25 de octubre de 1944.
Nunca he hablado con Nina por teléfono, lo considera la forma más impersonal de comunicarse con alguien, sobre todo conmigo: todas las llamadas que recibo las atiende mi madre o, en su defecto, Soledad con la obligación de informarle antes que a mí.
En cambio, a Nina le gusta escribir cartas: puede redactar todo lo que piensa sin miedo a quedarse sin tiempo, puede firmarlas con un pseudónimo y destruirlas si es necesario. Cree, además, que mantiene vivo el encanto de la lengua escrita como demostración de lo mucho que puede importarle alguien, ya que no duda en quedarse toda la noche en vela para hablar con esa persona.
Adoptamos por costumbre comunicarnos mediante notas, pero, por mi parte, resultaba casi tan difícil como hacer una llamada: cualquier carta que recibiese era interceptada por mi madre o Soledad en el buzón, y por mucho que Soledad quisiese entregármela directamente, le resultaba imposible y un riesgo desobedecer a mi madre de aquel modo. Eso no resultó un impedimento para Nina.
En la fachada de mi edificio se encuentra un buzón metálico que se usa para propaganda y que solo puede abrir el portero. Me pareció comprometido involucrar al pobre hombre, existían probabilidades de que se lo dijese a mi madre, así que Nina propuso dejarlas pegadas debajo del buzón.
Por muy elaborado que parezca el sistema, nunca ha fallado y hemos podido hablar de cualquier imprevisto que nos sucediese.
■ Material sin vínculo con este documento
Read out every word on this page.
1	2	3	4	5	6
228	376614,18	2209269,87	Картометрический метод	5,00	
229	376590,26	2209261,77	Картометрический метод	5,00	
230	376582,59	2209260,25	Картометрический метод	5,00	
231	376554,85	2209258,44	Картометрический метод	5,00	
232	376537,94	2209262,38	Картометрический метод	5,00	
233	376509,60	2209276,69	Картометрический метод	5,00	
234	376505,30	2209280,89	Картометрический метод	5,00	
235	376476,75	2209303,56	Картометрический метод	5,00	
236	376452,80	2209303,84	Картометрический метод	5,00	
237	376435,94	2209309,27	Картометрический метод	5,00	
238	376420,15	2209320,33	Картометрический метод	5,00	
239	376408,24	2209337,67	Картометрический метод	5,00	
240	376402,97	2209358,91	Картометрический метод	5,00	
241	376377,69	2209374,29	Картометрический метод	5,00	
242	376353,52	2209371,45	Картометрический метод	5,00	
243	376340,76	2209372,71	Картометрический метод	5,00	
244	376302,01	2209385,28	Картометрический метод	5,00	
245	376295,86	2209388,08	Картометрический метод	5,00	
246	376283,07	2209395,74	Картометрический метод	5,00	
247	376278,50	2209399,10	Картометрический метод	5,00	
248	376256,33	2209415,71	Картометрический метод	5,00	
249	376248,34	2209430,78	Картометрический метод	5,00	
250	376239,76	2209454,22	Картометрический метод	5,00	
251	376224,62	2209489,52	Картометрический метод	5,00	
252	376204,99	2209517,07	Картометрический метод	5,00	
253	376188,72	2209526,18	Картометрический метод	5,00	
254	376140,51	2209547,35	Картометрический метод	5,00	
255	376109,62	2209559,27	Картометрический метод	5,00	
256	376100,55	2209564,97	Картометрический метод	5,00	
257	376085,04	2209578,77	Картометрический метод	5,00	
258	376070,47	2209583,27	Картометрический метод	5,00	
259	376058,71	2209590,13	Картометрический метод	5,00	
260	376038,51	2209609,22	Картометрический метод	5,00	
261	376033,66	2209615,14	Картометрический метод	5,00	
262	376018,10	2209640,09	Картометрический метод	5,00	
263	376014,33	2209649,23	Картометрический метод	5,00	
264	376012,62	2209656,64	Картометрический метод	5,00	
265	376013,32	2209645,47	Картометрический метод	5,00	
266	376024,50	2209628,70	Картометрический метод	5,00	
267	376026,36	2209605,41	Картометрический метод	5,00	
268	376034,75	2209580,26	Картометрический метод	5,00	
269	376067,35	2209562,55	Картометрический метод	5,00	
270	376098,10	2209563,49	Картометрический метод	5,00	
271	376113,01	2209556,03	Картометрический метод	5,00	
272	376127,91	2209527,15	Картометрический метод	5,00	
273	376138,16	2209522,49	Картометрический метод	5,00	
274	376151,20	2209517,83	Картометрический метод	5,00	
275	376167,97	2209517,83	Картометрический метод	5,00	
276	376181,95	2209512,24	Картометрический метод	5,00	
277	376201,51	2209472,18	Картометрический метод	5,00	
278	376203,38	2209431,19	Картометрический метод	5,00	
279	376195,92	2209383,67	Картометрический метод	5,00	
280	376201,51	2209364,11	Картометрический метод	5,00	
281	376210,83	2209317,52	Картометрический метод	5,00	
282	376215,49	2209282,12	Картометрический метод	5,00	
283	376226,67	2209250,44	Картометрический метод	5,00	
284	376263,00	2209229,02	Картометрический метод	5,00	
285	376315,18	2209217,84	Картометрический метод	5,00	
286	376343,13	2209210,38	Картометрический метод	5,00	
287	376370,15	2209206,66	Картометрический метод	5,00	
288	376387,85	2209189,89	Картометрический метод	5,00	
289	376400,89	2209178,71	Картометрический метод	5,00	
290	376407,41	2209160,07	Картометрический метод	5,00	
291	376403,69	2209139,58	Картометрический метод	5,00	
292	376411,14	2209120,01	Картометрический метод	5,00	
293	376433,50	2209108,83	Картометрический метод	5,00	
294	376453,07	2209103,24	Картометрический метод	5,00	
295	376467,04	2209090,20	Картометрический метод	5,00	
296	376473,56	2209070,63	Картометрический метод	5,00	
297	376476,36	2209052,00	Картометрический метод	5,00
Por eso, cuando salía con Soledad y palpaba muy cautelosamente la placa del buzón sabía si había pasado algo.
Solo existen dos momentos en los que no recibí ninguna nota o visita de Nina durante unos días: la primera vez que nos besamos y hoy, y en los dos, yo era la culpable.
Habían pasado dos días desde que nos vimos por última vez en el cine, en los baños, en ese cubículo que visitaba en cada momento del día y en el que actuaba distinto, dependiendo de lo mucho que hubiese estado soñando despierta. Sin importar la cantidad de escenarios que hubiesen podido ocurrir, le correspondía en todos.
Me subía a la palestra y escribía en la pantalla “te quiero” con mi barra de labios, lo susurraba en las butacas, lo gritaba en la calle y luego, siempre, le cogía de la mano y corríamos hasta llegar a su piso o al arcén de una carretera, a cualquier lugar menos Madrid.
La realidad fue que se declaró y que enmudecí porque había fantaseado con ese momento tantas veces que, cuando llegó, resultó improvisado y todas las versiones de mí que había confeccionado para ese momento eran inservibles. No pude reaccionar por la conmoción y sabía que, si intentaba hablar, solo emitiría balbuceos.
Nina sonrió, me besó en la frente y se marchó con Héctor aquella noche porque insistió en acompañarla de vuelta a casa. Nunca había experimentado tal malestar.
No eran los celos lo que me provocaba las ganas de vomitar, sabía que Nina no le permitiría acercarse a ella, sino el miedo de lo que él sería capaz de hacer ante una negativa y la culpabilidad de haber involucrado a Nina en una situación repulsiva para satisfacer mis deseos más egoístas. Unos deseos que no pude cumplir por cobardía.
Para mi madre no era tan extraño que Nina no hubiese dado señales de vida.
—Me preocupa no haber recibido noticias de Nina en dos días.
—Seguro que se encuentra con el amigo de Martín.
—Me lo habría dicho.
—Valeria, querida, te preocupas demasiado por ella. Ese joven es un buen hombre y seguro que la está colmando de tantos detalles que apenas tiene tiempo de mantenerte informada. Deberías hacer lo mismo.
—Madre, salí con Martín hace dos noches.
—¿Y qué te impide salir tres?
—¿No cree que sea un poco pronto?
—¡No para Nina! Estaba empezando a preocuparme por vuestra amistad, no era sana. Es bueno que empecéis a actuar en consecuencia de lo que se espera de vosotras, os encontráis en edad casadera y se os acaba el tiempo.
—Me gustaría visitarla de todos modos, si me lo permite.
Mi madre resopló.
—¡De acuerdo! Pero cuando compruebes que no le ha pasado nada, verás que tengo razón.
Comenzaba a detestar tener que pedir permiso para salir de casa y la idea de que se me considerase en “edad casadera”.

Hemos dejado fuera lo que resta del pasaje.